Cervical Cancer Early Detection
The uterus is a pear-shaped organ in the abdomen of thewoman in which the unborn child grows up to birth. The uterus consists of twosections: the uterine body (corpus uteri) and the cervix (cervix uteri). In theuterus, two different types of cancer can develop: uterine cancer originatesfrom the mucous lining inside the uterine body; Cervical cancer develops fromthe cells of the cervix.
Uterus and adjacent organs
1. Fallopian tube 2. Ovary 3. Uterus 4. Scab 5. Cervical cavity 6. Uterus body (muscular layer) 7. Uterine mucosa (endometrium) 8. Cervix
Cervical Cancer risk factors
The most important risk factor for cervical cancer is infection with certain types of human papillomavirus (HPV). Some types of HPV can cause tissue changes that can develop into cervical cancer.
Other factors can further increase the risk of disease:
- Intercourse at a very young age and frequently changing sexual partners
- Additional genital infections due to sexually transmitted pathogens (eg, genital herpes)
- A chronic disorder of the immune system (eg HIV infection or certain medications that suppress the immune system)

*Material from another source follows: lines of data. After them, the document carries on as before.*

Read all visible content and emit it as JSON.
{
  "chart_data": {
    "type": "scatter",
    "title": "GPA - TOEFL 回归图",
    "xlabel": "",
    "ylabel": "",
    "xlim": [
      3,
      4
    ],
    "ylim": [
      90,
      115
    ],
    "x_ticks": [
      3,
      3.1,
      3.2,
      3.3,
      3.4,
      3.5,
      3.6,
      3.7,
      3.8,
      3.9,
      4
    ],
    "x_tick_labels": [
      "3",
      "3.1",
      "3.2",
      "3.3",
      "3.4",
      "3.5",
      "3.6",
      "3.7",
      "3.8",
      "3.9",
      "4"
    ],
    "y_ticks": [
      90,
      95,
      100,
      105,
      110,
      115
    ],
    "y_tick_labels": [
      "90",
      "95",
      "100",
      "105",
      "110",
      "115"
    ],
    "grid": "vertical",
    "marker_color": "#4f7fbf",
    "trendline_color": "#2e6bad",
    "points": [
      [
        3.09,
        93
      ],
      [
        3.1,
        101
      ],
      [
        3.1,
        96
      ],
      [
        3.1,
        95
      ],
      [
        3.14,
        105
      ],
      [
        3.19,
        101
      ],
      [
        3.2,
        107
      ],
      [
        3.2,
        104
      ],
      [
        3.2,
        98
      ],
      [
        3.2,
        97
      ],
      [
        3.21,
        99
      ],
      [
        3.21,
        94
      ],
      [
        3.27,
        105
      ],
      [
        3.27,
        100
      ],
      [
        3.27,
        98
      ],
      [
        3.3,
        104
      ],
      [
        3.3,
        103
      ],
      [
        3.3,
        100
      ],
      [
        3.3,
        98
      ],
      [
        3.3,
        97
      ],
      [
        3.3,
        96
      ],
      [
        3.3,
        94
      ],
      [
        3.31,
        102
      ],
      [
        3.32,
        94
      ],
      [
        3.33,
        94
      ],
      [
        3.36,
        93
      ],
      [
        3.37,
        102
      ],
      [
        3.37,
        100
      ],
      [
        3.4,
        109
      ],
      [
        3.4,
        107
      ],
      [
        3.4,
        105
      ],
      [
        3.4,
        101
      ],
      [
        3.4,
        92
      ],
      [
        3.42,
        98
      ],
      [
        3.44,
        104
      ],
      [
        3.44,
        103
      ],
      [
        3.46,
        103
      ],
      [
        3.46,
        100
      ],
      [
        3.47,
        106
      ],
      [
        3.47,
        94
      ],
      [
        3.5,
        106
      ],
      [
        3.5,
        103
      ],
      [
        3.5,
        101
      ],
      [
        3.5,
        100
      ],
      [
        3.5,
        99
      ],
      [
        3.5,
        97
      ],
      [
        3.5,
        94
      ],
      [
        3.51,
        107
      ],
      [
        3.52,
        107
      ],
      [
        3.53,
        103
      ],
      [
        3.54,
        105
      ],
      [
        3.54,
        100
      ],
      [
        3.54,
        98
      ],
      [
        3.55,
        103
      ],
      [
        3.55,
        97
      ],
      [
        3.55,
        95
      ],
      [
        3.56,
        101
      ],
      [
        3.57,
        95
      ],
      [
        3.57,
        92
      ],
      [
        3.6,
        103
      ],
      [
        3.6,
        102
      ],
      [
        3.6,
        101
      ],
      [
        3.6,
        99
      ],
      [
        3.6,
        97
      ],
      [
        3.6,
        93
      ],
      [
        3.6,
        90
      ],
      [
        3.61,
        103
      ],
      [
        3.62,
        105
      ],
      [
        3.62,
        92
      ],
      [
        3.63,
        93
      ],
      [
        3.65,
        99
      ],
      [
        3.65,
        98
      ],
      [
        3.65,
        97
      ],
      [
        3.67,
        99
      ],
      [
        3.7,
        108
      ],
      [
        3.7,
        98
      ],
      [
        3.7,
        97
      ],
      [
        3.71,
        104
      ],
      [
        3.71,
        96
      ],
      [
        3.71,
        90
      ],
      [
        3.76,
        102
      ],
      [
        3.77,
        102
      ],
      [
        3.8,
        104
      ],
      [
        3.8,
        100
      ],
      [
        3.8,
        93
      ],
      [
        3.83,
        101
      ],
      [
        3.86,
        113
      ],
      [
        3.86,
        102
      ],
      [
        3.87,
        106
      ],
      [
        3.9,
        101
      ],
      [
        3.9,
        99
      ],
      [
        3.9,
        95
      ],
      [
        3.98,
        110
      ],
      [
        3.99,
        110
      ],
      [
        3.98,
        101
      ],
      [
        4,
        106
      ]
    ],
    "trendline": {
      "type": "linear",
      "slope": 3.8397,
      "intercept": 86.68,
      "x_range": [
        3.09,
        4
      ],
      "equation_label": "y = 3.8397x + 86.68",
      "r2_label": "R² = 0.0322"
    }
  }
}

Cervical Cancer Prevention and early detection
The use of condoms during sexual intercourse can lower the risk of infection with HPV. There is also a vaccine that protects against the most dangerous HPV.
The cancer smear is used for the early detection of cervical cancer. With this test , precursors of cervical cancer can already be detected.
Cervical Cancer complaints
Cervical cancer usually causes hardly any complaints for a long time. Atypical vaginal bleeding – for example, between menstruations, after sexual intercourse, or after the onset of menopause – may be a first indication.
Cervical Cancer diagnosis
For diagnosis, a swab of the cervix and the examination of the vagina and cervix. In case of abnormal findings tissue samples are taken.
Once the tumor has progressed, the use of additional imaging techniques may be useful, such as magnetic resonance imaging.
If the cancer is still at a very early stage, only the affected part of the cervix is removed. In more advanced stages, the uterus usually needs to be completely removed; sometimes the ovaries and fallopian tubes. This means that the affected woman can no longer have children. Sometimes, after the operation, radiotherapy and / or chemotherapy may be added.